1766-04-23, de Voltaire [François Marie Arouet] à Étienne Noël Damilaville.

Le printemps qui rend la vie aux animaux et aux plantes, nous est donc funeste à l'un et à l'autre, mon cher ami?
Nous sommes tous deux malades, consolons nous tous deux. Voilà déjà du baume mis dans votre sang par la liberté qu'on donne à l'encyclopédie. Je crois que je renaîtrai quand je recevrai le petit ballot que vous m'annoncez par la diligence de Lyon. Mandez moi je vous prie à quelle adresse vous l'avez mis; je ne dormirai point jusqu'à ce que je l'aie reçu.

Melle Clairon ne remontera donc point sur le théâtre? Mais qui la remplacera? Tout manque ou tout tombe.

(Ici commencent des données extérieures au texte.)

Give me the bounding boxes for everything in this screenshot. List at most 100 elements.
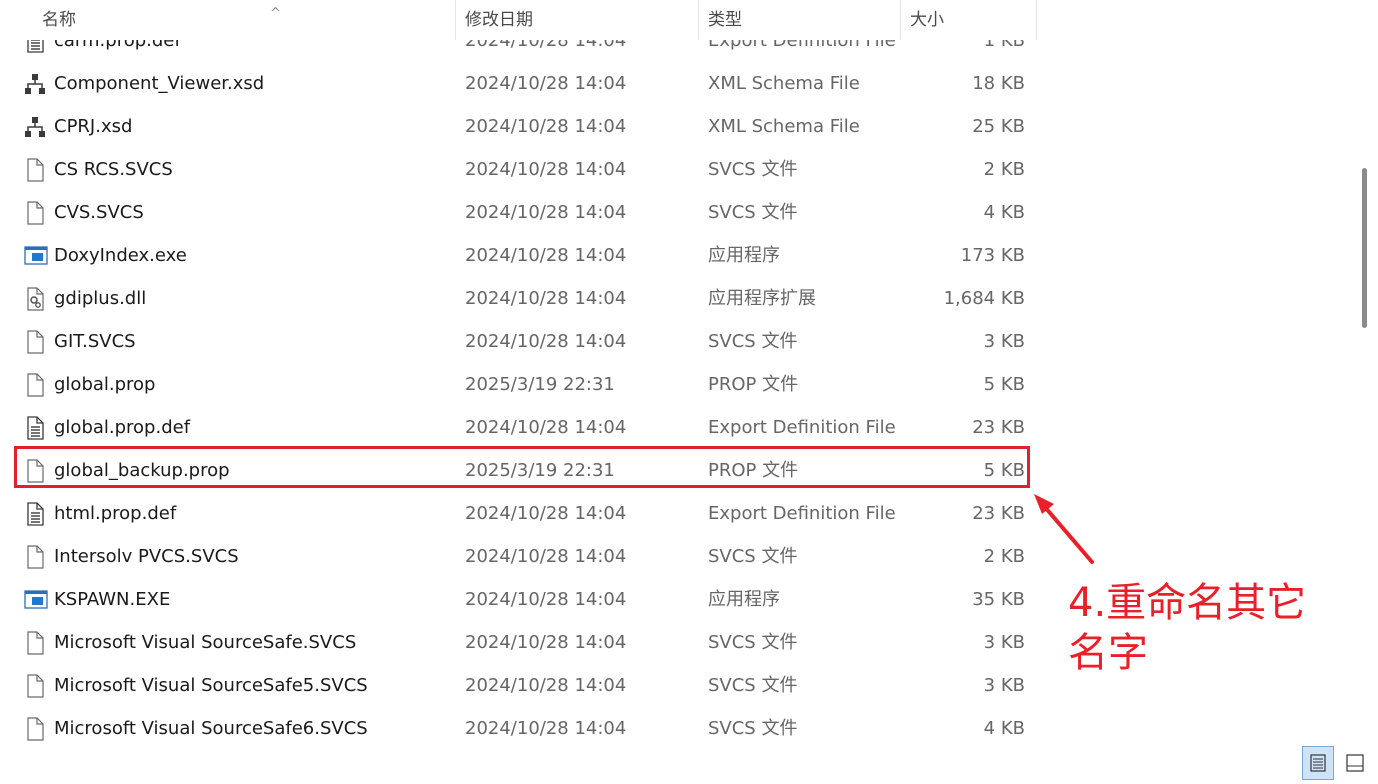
large-icons-view-icon [1346,754,1364,772]
annotation-arrow-icon [1034,494,1094,564]
file-row[interactable]: CVS.SVCS 2024/10/28 14:04 SVCS 文件 4 KB [0,191,1040,234]
file-row[interactable]: Microsoft Visual SourceSafe6.SVCS 2024/10… [0,707,1040,750]
file-row[interactable]: CS RCS.SVCS 2024/10/28 14:04 SVCS 文件 2 KB [0,148,1040,191]
file-modified-date: 2024/10/28 14:04 [465,288,627,309]
column-header-name[interactable]: 名称 ^ [33,0,456,40]
file-type: 应用程序 [708,589,780,610]
file-size: 3 KB [983,675,1025,696]
file-type: Export Definition File [708,503,896,524]
file-size: 5 KB [983,374,1025,395]
file-name: gdiplus.dll [54,288,147,309]
blank-file-icon [24,545,46,569]
blank-file-icon [24,158,46,182]
file-row[interactable]: Intersolv PVCS.SVCS 2024/10/28 14:04 SVCS … [0,535,1040,578]
blank-file-icon [24,330,46,354]
file-modified-date: 2024/10/28 14:04 [465,417,627,438]
dll-gear-icon [24,287,46,311]
file-size: 2 KB [983,546,1025,567]
column-divider[interactable] [1036,0,1037,40]
file-modified-date: 2024/10/28 14:04 [465,116,627,137]
file-type: XML Schema File [708,73,860,94]
column-header-type-label: 类型 [708,10,742,30]
file-name: GIT.SVCS [54,331,136,352]
file-size: 2 KB [983,159,1025,180]
file-modified-date: 2024/10/28 14:04 [465,718,627,739]
file-type: SVCS 文件 [708,675,798,696]
scrollbar-thumb[interactable] [1362,168,1367,328]
file-size: 25 KB [972,116,1025,137]
file-name: Component_Viewer.xsd [54,73,265,94]
file-modified-date: 2024/10/28 14:04 [465,675,627,696]
column-header-bar: 名称 ^ 修改日期 类型 大小 [0,0,1360,40]
file-modified-date: 2024/10/28 14:04 [465,159,627,180]
large-icons-view-button[interactable] [1340,746,1372,780]
details-view-button[interactable] [1302,746,1334,780]
file-row[interactable]: CPRJ.xsd 2024/10/28 14:04 XML Schema File 2… [0,105,1040,148]
file-size: 18 KB [972,73,1025,94]
file-name: CS RCS.SVCS [54,159,173,180]
file-type: 应用程序扩展 [708,288,816,309]
sort-ascending-icon: ^ [270,6,281,21]
file-modified-date: 2024/10/28 14:04 [465,245,627,266]
file-size: 173 KB [960,245,1025,266]
file-type: SVCS 文件 [708,159,798,180]
file-type: Export Definition File [708,417,896,438]
file-row[interactable]: Component_Viewer.xsd 2024/10/28 14:04 XML … [0,62,1040,105]
file-name: CVS.SVCS [54,202,144,223]
blank-file-icon [24,674,46,698]
schema-icon [24,72,46,96]
file-name: CPRJ.xsd [54,116,133,137]
file-size: 4 KB [983,718,1025,739]
file-modified-date: 2024/10/28 14:04 [465,589,627,610]
file-modified-date: 2024/10/28 14:04 [465,202,627,223]
file-type: XML Schema File [708,116,860,137]
file-row[interactable]: DoxyIndex.exe 2024/10/28 14:04 应用程序 173 KB [0,234,1040,277]
file-row[interactable]: GIT.SVCS 2024/10/28 14:04 SVCS 文件 3 KB [0,320,1040,363]
file-type: 应用程序 [708,245,780,266]
vertical-scrollbar[interactable] [1360,0,1378,784]
file-size: 3 KB [983,331,1025,352]
blank-file-icon [24,373,46,397]
file-type: SVCS 文件 [708,546,798,567]
file-row[interactable]: KSPAWN.EXE 2024/10/28 14:04 应用程序 35 KB [0,578,1040,621]
file-size: 1,684 KB [943,288,1025,309]
file-name: global.prop [54,374,156,395]
file-type: PROP 文件 [708,374,799,395]
file-name: DoxyIndex.exe [54,245,187,266]
application-icon [24,588,48,612]
annotation-text: 4.重命名其它 名字 [1068,578,1328,678]
file-row[interactable]: html.prop.def 2024/10/28 14:04 Export Defi… [0,492,1040,535]
file-modified-date: 2024/10/28 14:04 [465,503,627,524]
annotation-line-2: 名字 [1068,630,1148,676]
column-header-size[interactable]: 大小 [901,0,1037,40]
column-header-type[interactable]: 类型 [699,0,901,40]
column-header-size-label: 大小 [910,10,944,30]
file-size: 35 KB [972,589,1025,610]
file-type: SVCS 文件 [708,718,798,739]
file-row[interactable]: global.prop.def 2024/10/28 14:04 Export De… [0,406,1040,449]
file-row[interactable]: Microsoft Visual SourceSafe5.SVCS 2024/10… [0,664,1040,707]
file-modified-date: 2024/10/28 14:04 [465,331,627,352]
file-modified-date: 2025/3/19 22:31 [465,374,615,395]
blank-file-icon [24,201,46,225]
application-icon [24,244,48,268]
details-view-icon [1310,754,1326,772]
file-name: Microsoft Visual SourceSafe6.SVCS [54,718,368,739]
file-row[interactable]: gdiplus.dll 2024/10/28 14:04 应用程序扩展 1,684 K… [0,277,1040,320]
file-name: Intersolv PVCS.SVCS [54,546,239,567]
file-type: SVCS 文件 [708,331,798,352]
blank-file-icon [24,631,46,655]
file-size: 23 KB [972,417,1025,438]
blank-file-icon [24,717,46,741]
file-modified-date: 2024/10/28 14:04 [465,546,627,567]
file-row[interactable]: Microsoft Visual SourceSafe.SVCS 2024/10/… [0,621,1040,664]
column-header-date[interactable]: 修改日期 [456,0,699,40]
highlight-box [14,446,1030,488]
file-size: 23 KB [972,503,1025,524]
column-header-date-label: 修改日期 [465,10,533,30]
file-type: SVCS 文件 [708,202,798,223]
schema-icon [24,115,46,139]
file-row[interactable]: global.prop 2025/3/19 22:31 PROP 文件 5 KB [0,363,1040,406]
file-size: 3 KB [983,632,1025,653]
file-name: Microsoft Visual SourceSafe5.SVCS [54,675,368,696]
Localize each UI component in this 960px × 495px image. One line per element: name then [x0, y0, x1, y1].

Il faut avoir le diable au corps pour accuser d'irréligion l'éloquent auteur de l'éloge du dauphin; mais c'est un grand bonheur à mon gré qu'on voie évidemment que dès qu'un homme d'esprit n'est pas fanatique, les bigots l'accusent d'être athée. Plus la calomnie est absurde plus elle se décrédite. On doit toujours se souvenir que Descartes et Gassendi ont essuyé les mêmes reproches. Le monstre du fanatisme si fatal aux rois et aux peuples commence à être bien décrié chez tous les honnêtes gens. La retraite profonde où je vis ne me permet pas de vous mander des nouvelles de littérature. Je crois que vous en avez reçu de m. Boursier qui s'est chargé ce me semble de vous envoyer quelques pièces curieuses qu'il attend de Francfort. Ce m. Boursier vous aime de tout son cœur. Il est malade comme moi et il ne cesse de travailler; il dit qu'il veut mourir la plume à la main. Il suit toujours les mêmes objets dont vous l'avez vu occupé. Il regrette comme moi le temps heureux et court qu'il a passé avec vous.

Adieu, mon très cher ami, ma faiblesse ne me permet pas d'écrire de longues lettres. Ecr. l'inf.